California attorney Brian Leighton and former Drug Enforcement Administration agent Richard A. Horn showed incredible persistence in a 15-year-old lawsuit, whose settlement was made final Tuesday night.
Hundreds of court filings in the previously sealed case can still be a treasure trove for anyone with a PACER account and an interest in the states secret issue, not to mention an interest in Judge Royce Lamberth's unhappiness with past and present members of the U.S. intelligence community.
Mr. Horn, now retired from the DEA, contended a CIA officer and State Department diplomat collaborated in an illegal eavesdropping. He said in a July 24 e-mail interview:
"DOJ has engaged in every imaginable tactic to derail this case. The common component to all these strategies is delay, delay, delay. In their view, there's always a chance that my attorney or I will stumble out in front of a Mack truck!"
And...
"Judge Lamberth has no trouble discerning the distinction between an innocent 'difference in recollection' and a damned lie designed to conceal culpability."
And...
"At one point I asked the former head of all of DEA's foreign offices, whom I know very well, to write a declaration.
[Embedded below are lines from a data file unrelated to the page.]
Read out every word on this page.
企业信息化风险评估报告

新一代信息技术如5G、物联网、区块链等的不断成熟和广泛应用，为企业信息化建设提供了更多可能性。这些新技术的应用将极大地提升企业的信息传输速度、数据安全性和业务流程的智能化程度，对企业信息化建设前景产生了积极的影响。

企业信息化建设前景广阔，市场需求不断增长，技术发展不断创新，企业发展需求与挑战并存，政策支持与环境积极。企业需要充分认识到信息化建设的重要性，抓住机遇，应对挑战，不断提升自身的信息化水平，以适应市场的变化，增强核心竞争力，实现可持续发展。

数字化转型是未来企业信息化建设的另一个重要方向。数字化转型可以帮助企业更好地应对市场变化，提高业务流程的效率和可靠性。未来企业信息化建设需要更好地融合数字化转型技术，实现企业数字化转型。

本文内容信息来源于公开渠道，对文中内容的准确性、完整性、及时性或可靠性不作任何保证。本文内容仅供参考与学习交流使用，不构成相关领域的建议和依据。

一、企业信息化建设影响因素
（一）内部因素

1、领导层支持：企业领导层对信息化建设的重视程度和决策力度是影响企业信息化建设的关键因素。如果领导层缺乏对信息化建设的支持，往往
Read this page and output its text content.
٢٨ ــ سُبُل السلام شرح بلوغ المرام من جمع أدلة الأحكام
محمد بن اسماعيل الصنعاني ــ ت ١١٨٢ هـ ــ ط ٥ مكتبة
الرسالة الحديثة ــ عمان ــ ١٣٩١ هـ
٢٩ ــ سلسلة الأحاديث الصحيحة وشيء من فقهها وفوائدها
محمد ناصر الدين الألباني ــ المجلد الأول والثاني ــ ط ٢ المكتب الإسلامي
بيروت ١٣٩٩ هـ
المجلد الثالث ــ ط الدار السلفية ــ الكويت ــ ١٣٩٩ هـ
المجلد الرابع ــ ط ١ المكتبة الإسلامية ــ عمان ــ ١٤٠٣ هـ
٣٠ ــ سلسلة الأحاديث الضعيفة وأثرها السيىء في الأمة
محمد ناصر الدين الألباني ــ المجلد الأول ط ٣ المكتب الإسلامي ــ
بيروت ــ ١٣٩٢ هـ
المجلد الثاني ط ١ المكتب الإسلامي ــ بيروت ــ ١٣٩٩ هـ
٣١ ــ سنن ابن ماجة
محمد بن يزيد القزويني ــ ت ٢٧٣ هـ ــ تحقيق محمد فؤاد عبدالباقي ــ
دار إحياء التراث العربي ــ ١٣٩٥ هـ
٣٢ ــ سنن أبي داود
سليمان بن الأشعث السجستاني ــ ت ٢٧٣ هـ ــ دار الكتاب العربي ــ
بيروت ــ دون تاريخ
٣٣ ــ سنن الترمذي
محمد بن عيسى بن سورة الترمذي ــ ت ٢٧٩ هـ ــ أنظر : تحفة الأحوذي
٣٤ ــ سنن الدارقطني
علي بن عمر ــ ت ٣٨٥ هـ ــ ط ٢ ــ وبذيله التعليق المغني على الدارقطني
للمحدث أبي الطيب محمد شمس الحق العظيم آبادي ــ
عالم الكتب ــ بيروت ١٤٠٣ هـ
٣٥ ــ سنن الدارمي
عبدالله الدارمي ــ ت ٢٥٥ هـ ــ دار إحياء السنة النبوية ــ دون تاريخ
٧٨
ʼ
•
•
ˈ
It would have been favorable to me. The Department of Justice attorney...knew that and directed DEA to disallow him from writing the declaration. Fair?"
And, with regard to DEA's relationship with other agencies and the overall anti-drug effort...
"DEA is a little bastard stepchild that was abandoned on the back steps of the Department of Justice...the government gave DEA's primary jurisdiction to a long list of other federal agencies, including the FBI, ATF, Postal Service, Coast Guard, park rangers, etc., all of which developed their own independent intelligence files. There was much duplication of effort, interagency rivalry and wasted money."
And...
"I sit on the porch with a cheap cigar and a vodka tonic (and) wave at passing cars...I am not interested in publicity, fame or even small measures of attention. In fact, I wish it was someone else's name on all those pleadings."